Pour en finir avec le manichéisme gaucho-sarkozyste - de Serge Faubert
tord le cou à bien des idées reçues. Tant du côté de l’ultra –gauche que du pouvoir.
Qu’apprend-on? Que 78% des Français attribuent les incidents de banlieue d’abord au « contrôle insuffisant des parents sur leurs enfants ». Autrement dit, pour l’opinion, il y a, à la racine des incivilités comme des émeutes, un déficit d’autorité parentale.
On est loin, très loin, des fantasmagories véhiculées par une certaine extrême-gauche. Celle qui, à la suite de l’universitaire d’Alain Badiou
, son nouveau maître à penser, n’hésite pas à affirmer que la France, avec Nicolas Sarkozy, a replongé dans le pétainisme.
Pourtant, nul déferlement de racisme, nulle incrimination de la religion dans la perception, par l’opinion, des évènements de Villiers-le-Bel. L’immigration n’est mise en cause que par 35% des Français. Et encore ce facteur vient-il en quatrième position.
Auparavant, les Français pointent "le chômage et la précarité" (53%) et "l’insuffisance des poursuites judiciaires contre les délinquants".
Où est donc le pétainisme dans tout ça ? Où est donc cette France veule et collaborationniste que le manichéisme militant, pour ne pas dire la schizophrénie, se complaît à décrire ?
Ce sont des comportements individuels qui sont mis en cause. L’attitude que chaque père - ou chaque mère – devrait avoir avec ses gamins. En gros, nous disent les Français, si les parents tenaient leurs enfants – et donc ne les laissaient pas traîner dehors – il n’y aurait pas d’incidents.
Cette enquête est également une sacrée pierre dans le jardin de Nicolas Sarkozy – on ne s’en étonnera pas outre mesure tant le manichéisme gauchiste et la rhétorique présidentielle se nourrissent mutuellement. Pour le président, ainsi que je l’ai souligné dans un précédent billet, « Quand on commence à expliquer l’inexplicable, c’est qu’on s’apprête à excuser l’inexcusable ».
Pas de bol, les Français n’excusent absolument pas les émeutes – c’est même pour cette raison qu’ils ont, en partie, voté pour Nicolas Sarkozy -, mais ne renoncent pas à comprendre et avancent une batterie d’explications. L’opinion serait-elle plus clairvoyante que le chef de l’Etat ?
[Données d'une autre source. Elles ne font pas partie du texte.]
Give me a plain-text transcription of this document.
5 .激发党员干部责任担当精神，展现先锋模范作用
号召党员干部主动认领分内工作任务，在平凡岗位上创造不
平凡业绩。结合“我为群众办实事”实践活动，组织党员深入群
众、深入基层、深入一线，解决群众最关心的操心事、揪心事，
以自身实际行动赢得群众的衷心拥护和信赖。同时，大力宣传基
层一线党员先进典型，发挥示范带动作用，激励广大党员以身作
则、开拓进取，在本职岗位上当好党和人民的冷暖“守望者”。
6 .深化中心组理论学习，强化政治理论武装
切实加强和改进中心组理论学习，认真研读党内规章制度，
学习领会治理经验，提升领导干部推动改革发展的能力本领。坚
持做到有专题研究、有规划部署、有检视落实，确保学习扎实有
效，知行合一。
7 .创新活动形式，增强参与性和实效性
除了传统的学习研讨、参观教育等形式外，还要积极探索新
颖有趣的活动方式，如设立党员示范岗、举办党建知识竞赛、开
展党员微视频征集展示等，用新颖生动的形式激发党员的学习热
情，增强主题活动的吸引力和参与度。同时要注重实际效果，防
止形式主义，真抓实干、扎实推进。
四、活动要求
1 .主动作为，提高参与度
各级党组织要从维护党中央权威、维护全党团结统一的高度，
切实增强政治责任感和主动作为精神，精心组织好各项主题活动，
Elle se montre en tout cas plus circonspecte. Ils sont 67% à faire confiance d’abord aux élus locaux pour que les choses s’améliorent en banlieue. Nicolas Sarkozy est à dix points derrière (57%). Autrement dit, les Français ne réclament pas l’armée dans les rues, ni même les CRS. Se gardant de toute généralisation, forcément réductrice, ils privilégient la proximité, le cas par cas. Parce qu’il connaît le terrain, parce qu’il est capable d’apporter la réponse la plus adaptée, parce qu’il est présent au quotidien, l’élu local reste l’interlocuteur privilégié.
C’est une bonne nouvelle. Car en fin de compte, les Français estiment que la solution est à portée de la main. En l’occurrence la taloche paternelle qui devrait ramener plus souvent les gamins à la raison. Le respect de l’autorité familiale précède et prépare le respect de la société et de ses institutions.
Oui, les chantres de la guerre civile vont être déçus. Tant mieux.